Remembering that structure predictions are frequently used by biologists for interpretation or prediction of function, we looked at the impact of refinement on structure-based function annotation methods for catalytic sites, nucleic acid binding capacity and protein-protein docking. Although only a small number of refinement targets were suitable, and although the picture was mixed, it is clear that refinement can sometimes yield a correct structure-based function read-out for a refinement target that did not give a positive result. Importantly, the server FEIG-S was among the groups whose refinements behaved in this way suggesting that biologists should consider structure-based hypotheses from server-refined models in addition to analysing the original structure predictions. We also looked at the impact of refinement on the prospects for use of structure predictions in Molecular Replacement (elsewhere in this issue) where the picture was very strongly encouraging: we frequently observed success with a refined version where the original prediction failed.

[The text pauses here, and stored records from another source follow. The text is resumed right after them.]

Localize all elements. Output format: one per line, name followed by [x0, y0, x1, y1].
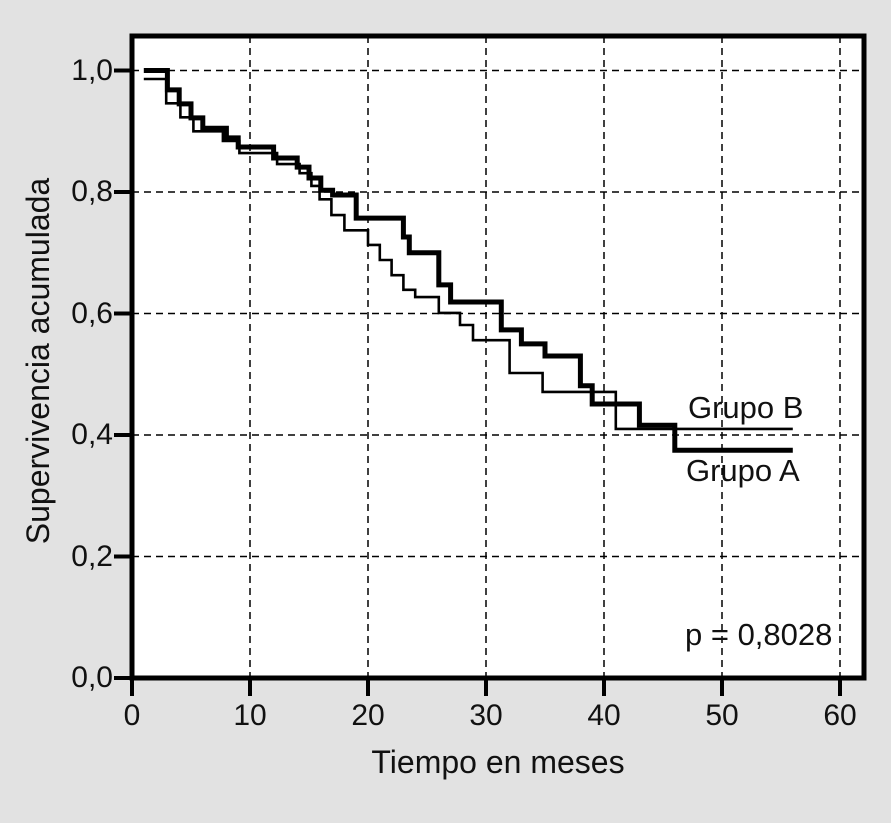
y-tick-label: 0,8 — [71, 175, 113, 208]
y-tick-label: 0,6 — [71, 296, 113, 330]
x-tick-label: 10 — [233, 699, 267, 732]
x-tick-label: 0 — [123, 699, 141, 732]
x-tick-label: 30 — [469, 699, 503, 732]
series-label-grupo-a: Grupo A — [686, 453, 800, 488]
x-axis-title: Tiempo en meses — [371, 744, 625, 780]
y-tick-label: 0,0 — [71, 661, 113, 694]
x-tick-label: 60 — [823, 699, 857, 732]
survival-curve-grupo-a — [143, 68, 793, 453]
x-tick-label: 20 — [351, 699, 385, 732]
x-tick-label: 50 — [705, 699, 739, 732]
series-label-grupo-b: Grupo B — [688, 390, 804, 425]
y-tick-label: 0,4 — [71, 418, 113, 451]
x-tick-label: 40 — [587, 699, 621, 732]
y-tick-label: 0,2 — [71, 539, 113, 573]
p-value-annotation: p = 0,8028 — [685, 617, 833, 652]
plot-panel — [132, 36, 864, 678]
y-tick-label: 1,0 — [71, 53, 113, 87]
plot-frame — [129, 33, 867, 681]
survival-curve-grupo-b — [143, 77, 793, 431]
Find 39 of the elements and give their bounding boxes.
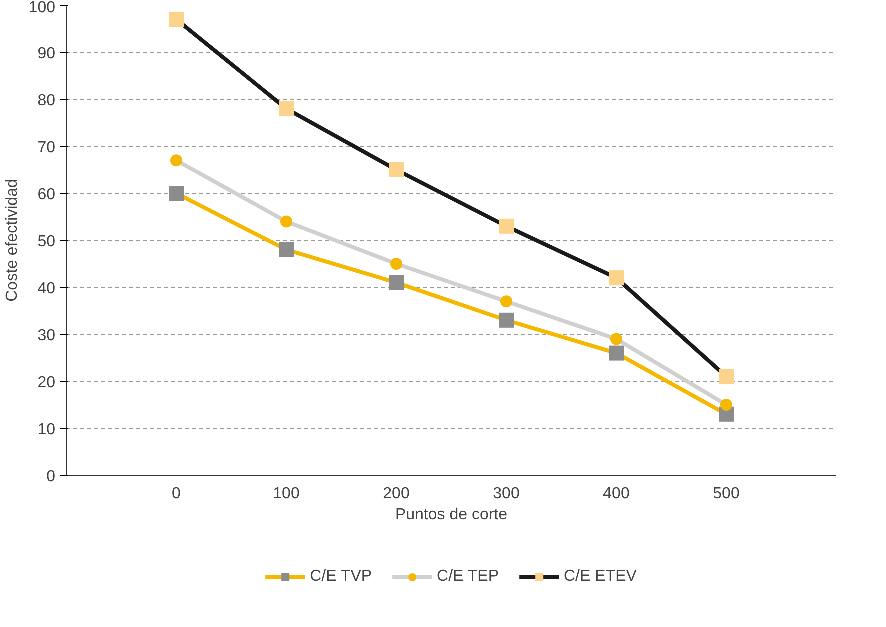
point bbox=[609, 346, 624, 361]
y-tick-label: 60 bbox=[38, 186, 56, 204]
point bbox=[280, 216, 292, 228]
legend-label: C/E TEP bbox=[437, 568, 499, 586]
point bbox=[719, 369, 734, 384]
y-tick-label: 80 bbox=[38, 92, 56, 110]
point bbox=[610, 333, 622, 346]
legend-label: C/E TVP bbox=[310, 568, 372, 586]
y-tick-label: 70 bbox=[38, 140, 56, 156]
point bbox=[720, 399, 732, 411]
y-tick-label: 50 bbox=[38, 234, 56, 250]
x-tick-label: 100 bbox=[273, 486, 300, 502]
y-tick-label: 0 bbox=[46, 468, 56, 486]
point bbox=[390, 258, 402, 270]
point bbox=[170, 154, 182, 167]
y-tick-label: 20 bbox=[38, 374, 56, 392]
y-tick-label: 30 bbox=[38, 328, 56, 344]
point bbox=[609, 270, 624, 286]
y-tick-label: 40 bbox=[38, 280, 56, 298]
x-tick-label: 400 bbox=[603, 486, 630, 502]
x-tick-label: 500 bbox=[713, 486, 740, 502]
x-tick-label: 300 bbox=[493, 486, 520, 502]
y-axis-title: Coste efectividad bbox=[4, 179, 21, 302]
point bbox=[389, 162, 404, 178]
point bbox=[169, 186, 184, 201]
x-tick-label: 200 bbox=[383, 486, 410, 502]
point bbox=[279, 242, 294, 258]
y-tick-label: 100 bbox=[28, 0, 56, 16]
point bbox=[389, 275, 404, 290]
point bbox=[500, 296, 512, 308]
x-axis-title: Puntos de corte bbox=[395, 506, 508, 524]
legend-label: C/E ETEV bbox=[564, 568, 637, 586]
point bbox=[499, 312, 514, 328]
y-tick-label: 10 bbox=[38, 422, 56, 438]
point bbox=[279, 101, 294, 116]
x-tick-label: 0 bbox=[172, 486, 182, 502]
point bbox=[499, 218, 514, 234]
y-tick-label: 90 bbox=[38, 46, 56, 62]
point bbox=[169, 12, 184, 28]
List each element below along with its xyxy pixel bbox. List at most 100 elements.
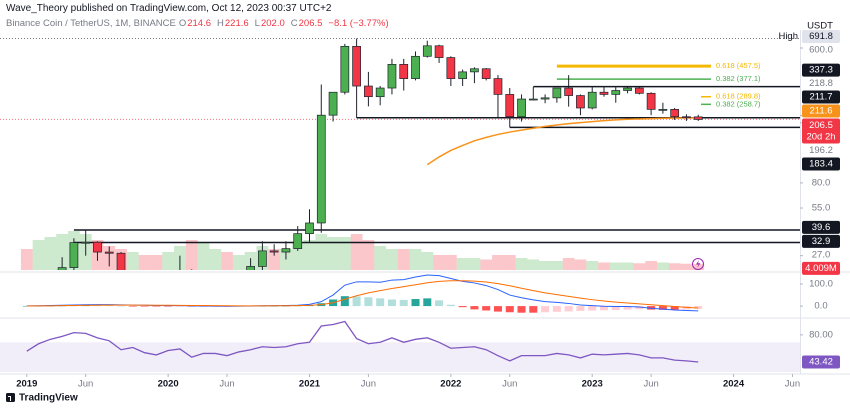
- price-label: 211.6: [809, 106, 832, 117]
- symbol-title: Binance Coin / TetherUS, 1M, BINANCE: [6, 18, 176, 29]
- price-label-box: [802, 90, 840, 104]
- symbol-legend: Binance Coin / TetherUS, 1M, BINANCE O214…: [6, 18, 392, 29]
- candle-body: [564, 87, 573, 96]
- volume-bar: [338, 237, 351, 270]
- volume-bar: [44, 237, 57, 270]
- rsi-pane: [0, 320, 800, 372]
- x-tick-label: Jun: [78, 379, 93, 390]
- publisher-line: Wave_Theory published on TradingView.com…: [6, 3, 331, 14]
- candle-body: [258, 250, 267, 267]
- candle-body: [587, 91, 597, 109]
- macd-histogram-bar: [152, 306, 161, 307]
- ohlc-item: H221.6: [217, 18, 252, 29]
- volume-bar: [209, 249, 222, 270]
- volume-bar: [268, 249, 281, 270]
- volume-bar: [350, 234, 363, 270]
- price-label: 27.0: [812, 249, 831, 260]
- macd-histogram-bar: [128, 306, 137, 307]
- price-label: 80.0: [812, 177, 831, 188]
- candle-body: [623, 87, 632, 91]
- volume-bar: [609, 262, 622, 270]
- volume-bar: [633, 263, 646, 270]
- volume-bar: [527, 259, 540, 270]
- volume-bar: [232, 255, 245, 270]
- rsi-value-box: [802, 355, 840, 369]
- macd-histogram-bar: [623, 306, 632, 310]
- price-label-box: [802, 118, 840, 144]
- macd-histogram-bar: [635, 306, 644, 310]
- candle-body: [375, 87, 385, 98]
- candle-body: [269, 250, 279, 253]
- macd-histogram-bar: [164, 306, 173, 307]
- price-label: 183.4: [809, 159, 833, 170]
- rsi-band: [0, 342, 800, 372]
- price-label: 32.9: [812, 236, 831, 247]
- macd-histogram-bar: [564, 306, 573, 312]
- ohlc-key: H: [217, 18, 224, 29]
- macd-histogram-bar: [541, 306, 550, 313]
- macd-histogram-bar: [482, 306, 491, 311]
- volume-bar: [680, 263, 693, 270]
- alert-icon: [692, 258, 704, 270]
- price-label: 4.009M: [805, 263, 837, 274]
- candle-body: [399, 64, 409, 79]
- macd-histogram-bar: [529, 306, 538, 313]
- volume-bar: [409, 249, 422, 270]
- volume-bar: [515, 258, 528, 270]
- macd-histogram-bar: [93, 305, 102, 307]
- ohlc-value: 221.6: [224, 18, 249, 29]
- macd-histogram-bar: [352, 296, 361, 307]
- candle-body: [316, 114, 326, 224]
- ohlc-key: C: [290, 18, 298, 29]
- x-tick-label: 2021: [299, 379, 321, 390]
- price-label-box: [802, 261, 840, 275]
- x-tick-label: Jun: [502, 379, 517, 390]
- volume-bar: [433, 255, 445, 270]
- price-label: 39.6: [812, 222, 831, 233]
- x-tick-label: Jun: [785, 379, 800, 390]
- candle-body: [411, 55, 420, 79]
- macd-histogram-bar: [694, 306, 703, 309]
- volume-bar: [362, 240, 375, 270]
- candle-body: [693, 116, 703, 120]
- volume-bar: [656, 262, 669, 270]
- candle-body: [387, 64, 397, 89]
- macd-histogram-bar: [105, 305, 114, 307]
- macd-histogram-bar: [340, 296, 349, 307]
- volume-bar: [421, 252, 434, 270]
- price-label: 55.0: [812, 203, 831, 214]
- x-tick-label: Jun: [643, 379, 658, 390]
- price-label: 196.2: [809, 145, 833, 156]
- ohlc-item: O214.6: [179, 18, 214, 29]
- macd-histogram-bar: [423, 298, 432, 307]
- candle-body: [634, 87, 644, 94]
- candle-body: [246, 266, 255, 270]
- candle-body: [81, 241, 91, 244]
- macd-histogram-bar: [517, 306, 526, 313]
- macd-histogram-bar: [611, 306, 620, 311]
- axes: 2019 Jun 2020 Jun 2021 Jun 2022 Jun 2023 Jun 2024 J…: [16, 29, 840, 390]
- candle-body: [599, 91, 609, 95]
- fib-label: 0.382 (258.7): [716, 99, 761, 108]
- candle-body: [470, 68, 479, 73]
- volume-bar: [386, 249, 398, 270]
- volume-bar: [197, 243, 210, 270]
- volume-bar: [20, 249, 33, 270]
- brand-name: TradingView: [19, 393, 78, 404]
- macd-histogram-bar: [22, 305, 31, 307]
- volume-bar: [56, 234, 69, 270]
- price-label-box: [802, 63, 840, 77]
- x-tick-label: Jun: [219, 379, 234, 390]
- candle-body: [305, 222, 314, 235]
- macd-histogram-bar: [399, 299, 408, 307]
- candle-body: [328, 91, 338, 116]
- candle-body: [658, 109, 668, 111]
- macd-histogram-bar: [140, 306, 149, 307]
- publisher: Wave_Theory published on TradingView.com…: [6, 3, 332, 14]
- price-label-box: [802, 29, 840, 43]
- signal-line: [26, 280, 699, 309]
- candle-body: [682, 116, 691, 119]
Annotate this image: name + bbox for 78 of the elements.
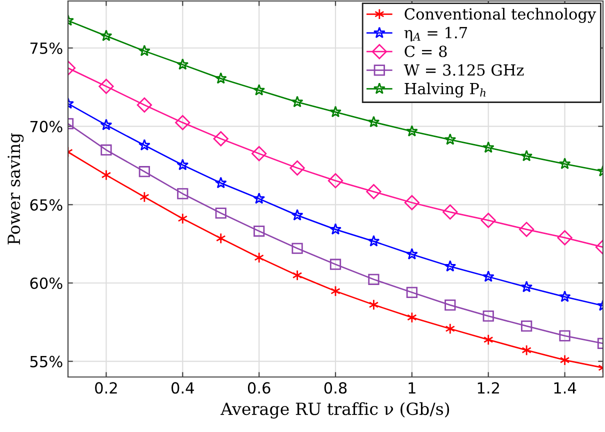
point <box>366 184 382 200</box>
point <box>557 230 572 246</box>
point <box>444 133 456 145</box>
point <box>330 258 342 270</box>
point <box>178 213 188 224</box>
point <box>216 232 226 244</box>
point <box>214 176 227 188</box>
point <box>291 209 304 221</box>
point <box>136 97 152 113</box>
point <box>214 72 227 84</box>
point <box>138 44 150 56</box>
point <box>520 280 533 292</box>
point <box>291 96 304 108</box>
point <box>330 223 342 235</box>
point <box>177 188 188 200</box>
x-tick-label: 0.2 <box>95 382 117 394</box>
point <box>368 235 380 247</box>
legend-label: η$_{A}$ = 1.7 <box>404 26 467 42</box>
point <box>442 204 458 220</box>
y-axis-title: Power saving <box>8 133 24 244</box>
point <box>213 131 228 146</box>
legend-label: Halving P$_{h}$ <box>404 82 486 98</box>
y-tick-label: 55% <box>30 356 62 368</box>
y-tick-label: 60% <box>30 277 62 290</box>
point <box>368 274 380 285</box>
point <box>138 139 150 150</box>
x-tick-label: 0.8 <box>324 382 347 394</box>
point <box>480 212 496 228</box>
point <box>176 58 189 70</box>
point <box>252 146 267 162</box>
x-tick-label: 0.4 <box>172 382 194 394</box>
point <box>444 260 456 272</box>
legend-label: C = 8 <box>404 46 447 58</box>
point <box>175 115 190 130</box>
point <box>254 226 265 237</box>
point <box>100 144 112 156</box>
point <box>140 191 150 203</box>
point <box>101 170 112 181</box>
point <box>254 252 264 264</box>
point <box>290 160 305 176</box>
point <box>368 116 380 128</box>
point <box>253 192 266 204</box>
legend-label: Conventional technology <box>404 8 596 23</box>
point <box>100 30 112 42</box>
point <box>253 84 266 96</box>
point <box>407 312 417 324</box>
point <box>406 248 418 260</box>
point <box>138 166 150 178</box>
point <box>482 310 494 322</box>
point <box>292 242 303 254</box>
point <box>520 150 533 162</box>
point <box>558 290 571 302</box>
point <box>444 300 456 311</box>
point <box>404 195 420 210</box>
point <box>98 78 114 94</box>
point <box>406 286 418 298</box>
point <box>215 208 226 219</box>
y-tick-label: 75% <box>30 42 62 54</box>
point <box>176 158 189 170</box>
y-tick-label: 65% <box>30 199 62 211</box>
point <box>482 141 494 153</box>
x-axis-title: Average RU traffic ν (Gb/s) <box>220 402 450 419</box>
point <box>482 270 494 282</box>
point <box>558 158 571 170</box>
x-tick-label: 1.2 <box>478 382 499 394</box>
x-tick-label: 1 <box>408 382 416 394</box>
point <box>100 118 112 130</box>
x-tick-label: 1.4 <box>554 382 576 394</box>
legend-label: W = 3.125 GHz <box>404 64 524 76</box>
point <box>519 222 534 237</box>
point <box>560 354 570 366</box>
point <box>328 173 344 188</box>
point <box>521 320 532 332</box>
point <box>330 106 342 118</box>
point <box>406 125 418 137</box>
point <box>559 330 570 342</box>
x-tick-label: 0.6 <box>248 382 270 394</box>
y-tick-label: 70% <box>30 120 62 132</box>
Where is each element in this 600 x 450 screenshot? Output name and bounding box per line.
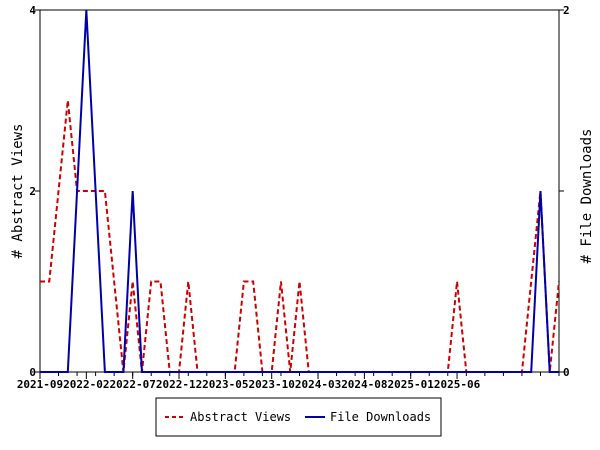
legend-box	[155, 397, 442, 437]
right-y-tick-label: 2	[563, 4, 570, 17]
x-tick-label: 2025-06	[434, 378, 481, 391]
legend: Abstract Views File Downloads	[155, 397, 442, 437]
x-axis: 2021-09 2022-02 2022-07 2022-12 2023-05 2023-…	[17, 372, 560, 391]
left-y-axis: 0 2 4	[29, 4, 40, 379]
right-y-tick-label: 0	[563, 366, 570, 379]
series-line-abstract-views	[40, 100, 560, 373]
series-layer	[40, 9, 560, 373]
x-tick-label: 2025-01	[388, 378, 435, 391]
x-tick-label: 2023-10	[249, 378, 295, 391]
series-line-file-downloads	[40, 9, 559, 373]
left-y-tick-label: 0	[29, 366, 36, 379]
x-tick-label: 2021-09	[17, 378, 63, 391]
left-y-axis-title: # Abstract Views	[10, 124, 26, 259]
right-y-axis-title: # File Downloads	[579, 129, 595, 264]
x-tick-label: 2022-02	[63, 378, 109, 391]
x-tick-label: 2022-12	[156, 378, 202, 391]
x-tick-label: 2022-07	[109, 378, 155, 391]
x-tick-label: 2024-03	[295, 378, 341, 391]
left-y-tick-label: 2	[29, 185, 36, 198]
x-tick-label: 2023-05	[202, 378, 248, 391]
x-tick-label: 2024-08	[341, 378, 387, 391]
legend-label-abstract-views: Abstract Views	[190, 410, 291, 424]
left-y-tick-label: 4	[29, 4, 36, 17]
plot-frame	[39, 9, 560, 373]
right-y-axis: 02	[559, 4, 570, 379]
legend-label-file-downloads: File Downloads	[330, 410, 431, 424]
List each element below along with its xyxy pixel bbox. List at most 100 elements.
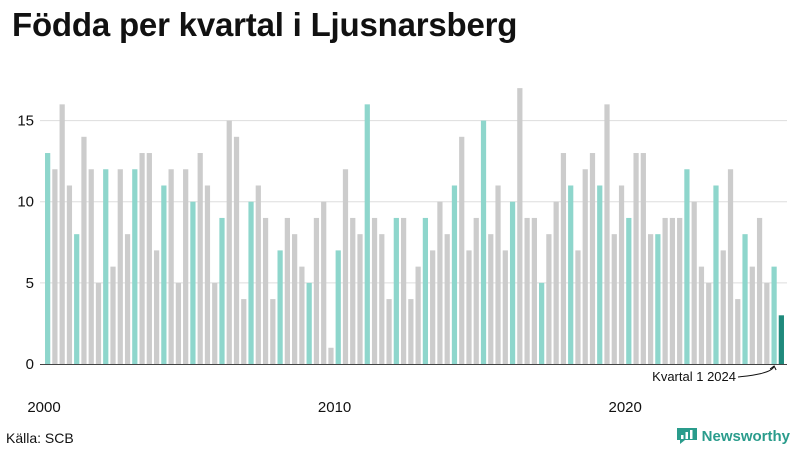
bar — [727, 169, 734, 364]
bar — [313, 217, 320, 364]
bar — [386, 299, 392, 364]
bar — [248, 201, 254, 364]
annotation-text: Kvartal 1 2024 — [652, 369, 736, 384]
bar — [502, 250, 508, 364]
bar — [437, 201, 443, 364]
bar — [669, 217, 676, 364]
bar — [117, 169, 123, 364]
bar — [204, 185, 211, 364]
annotation-arrow — [737, 365, 777, 378]
bar — [495, 185, 501, 364]
annotation: Kvartal 1 2024 — [652, 365, 777, 384]
bar — [59, 104, 65, 364]
bar — [691, 201, 697, 364]
bar — [277, 250, 283, 364]
bar — [444, 234, 450, 364]
bar — [233, 136, 240, 364]
bar — [408, 299, 414, 364]
bar-chart: 0 5 10 15 2000 2010 2020 Kvartal 1 2024 — [17, 88, 787, 416]
bar — [175, 282, 182, 364]
newsworthy-logo-icon — [676, 428, 697, 444]
bar — [153, 250, 160, 364]
bar — [422, 217, 429, 364]
bar — [371, 217, 378, 364]
bar — [677, 217, 683, 364]
bar — [241, 299, 247, 364]
bar — [103, 169, 109, 364]
y-tick-label: 15 — [17, 113, 34, 130]
bar — [735, 299, 741, 364]
bar — [633, 153, 639, 364]
bar — [720, 250, 726, 364]
bar — [430, 250, 436, 364]
bar — [161, 185, 167, 364]
bar — [756, 217, 763, 364]
bar — [647, 234, 654, 364]
bar — [306, 282, 312, 364]
bar — [517, 88, 523, 365]
bar — [95, 282, 102, 364]
bar — [611, 234, 617, 364]
axes: 0 5 10 15 2000 2010 2020 — [17, 113, 787, 416]
bar — [292, 234, 298, 364]
bar — [568, 185, 574, 364]
bar — [546, 234, 552, 364]
bar — [589, 153, 596, 364]
bar — [524, 217, 530, 364]
bar — [655, 234, 661, 364]
bar — [357, 234, 363, 364]
bar — [321, 201, 327, 364]
bar — [110, 266, 116, 364]
bar — [684, 169, 690, 364]
bar — [342, 169, 349, 364]
bar — [364, 104, 370, 364]
bar — [74, 234, 80, 364]
bar — [66, 185, 73, 364]
bar — [415, 266, 421, 364]
bar — [626, 217, 632, 364]
bar — [713, 185, 719, 364]
bar — [52, 169, 58, 364]
bar — [212, 282, 218, 364]
bar — [451, 185, 458, 364]
bar — [219, 217, 225, 364]
y-tick-label: 10 — [17, 194, 34, 211]
bar — [488, 234, 494, 364]
bar — [190, 201, 196, 364]
bar — [764, 282, 770, 364]
source-note: Källa: SCB — [6, 430, 74, 446]
bar — [480, 120, 487, 364]
brand-logo[interactable]: Newsworthy — [676, 427, 790, 445]
bar — [575, 250, 581, 364]
bar — [379, 234, 385, 364]
bar — [742, 234, 748, 364]
x-tick-label: 2000 — [27, 399, 60, 416]
chart-title: Födda per kvartal i Ljusnarsberg — [12, 6, 518, 43]
bar — [400, 217, 407, 364]
bar — [662, 217, 668, 364]
bar — [183, 169, 189, 364]
bar — [706, 282, 712, 364]
x-tick-label: 2010 — [318, 399, 351, 416]
bar — [132, 169, 138, 364]
bar — [197, 153, 203, 364]
bar — [284, 217, 290, 364]
bar — [553, 201, 559, 364]
bar — [698, 266, 705, 364]
bar — [539, 282, 545, 364]
bar — [771, 266, 777, 364]
bar — [81, 136, 87, 364]
bar — [618, 185, 625, 364]
bar — [88, 169, 94, 364]
bar — [168, 169, 174, 364]
bar — [560, 153, 567, 364]
bar — [328, 347, 334, 364]
bar — [640, 153, 646, 364]
x-tick-label: 2020 — [609, 399, 642, 416]
bar — [778, 315, 784, 364]
bar — [335, 250, 341, 364]
bar — [262, 217, 269, 364]
bar — [749, 266, 755, 364]
y-tick-label: 5 — [26, 275, 34, 292]
bar — [604, 104, 610, 364]
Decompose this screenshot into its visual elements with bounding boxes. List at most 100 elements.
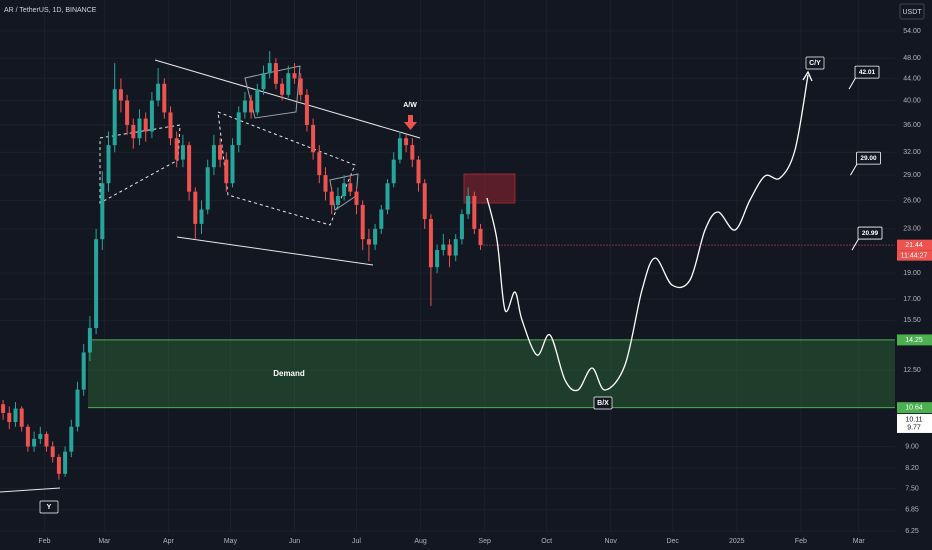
x-tick-label: May: [224, 538, 238, 545]
x-tick-label: Sep: [478, 538, 491, 545]
grid: [0, 0, 895, 532]
candle-body: [50, 446, 55, 458]
target-box: [854, 65, 880, 79]
candles: [1, 51, 483, 480]
x-tick-label: Feb: [795, 538, 807, 545]
currency: USDT: [902, 9, 922, 16]
candle-body: [100, 183, 105, 240]
wave-label-box: [39, 500, 59, 514]
currency-box: [899, 3, 925, 20]
y-tick-label: 7.50: [905, 486, 919, 493]
candle-body: [267, 63, 272, 74]
x-tick-label: 2025: [729, 538, 745, 545]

Finally, in the post-AF2 era, it is relevant to consider whether and in what form the refinement category should persist in the CASP experiment. Clearly if all structures can be computationally predicted by readily available software with the same accuracy as they can be experimentally determined then there is no refinement to be done and the category dies. However, we are not yet in that position despite the remarkable performance of AF2 (reported elsewhere in this issue). Firstly, AF2 did produce some lower-quality models for which refinement would potentially be of use. Secondly, AF2 is not yet available to the community and we have clearly shown the benefits of refinement of others’ models. And finally, it is not yet clear that AF2 or any future packages inspired by it perform equally well on all molecular architectures of interest. Nevertheless, it is probably fair to say that the space available to refinement groups to innovate and have impact is diminishing as the latest deep learning-based methods, allied to the ongoing incorporation of refinement protocols into the original predictive pipelines, ramp up starting model quality and reduce the potential for meaningful refinement. Part of the future may be a reconfiguration of the refinement category away from single domain proteins towards more challenging multi-domain proteins or multi-chain assemblies. Another trend may be towards refining an initial prediction, not against a single, potentially unrepresentative structure, but against the experimental data. As noted elsewhere ³², MD-based methods may be particularly well-suited to refining against data representing an ensemble of states: future refinement exercises could therefore include efforts to produce ensembles that better explain the experimental data than the initial submitted structure(s).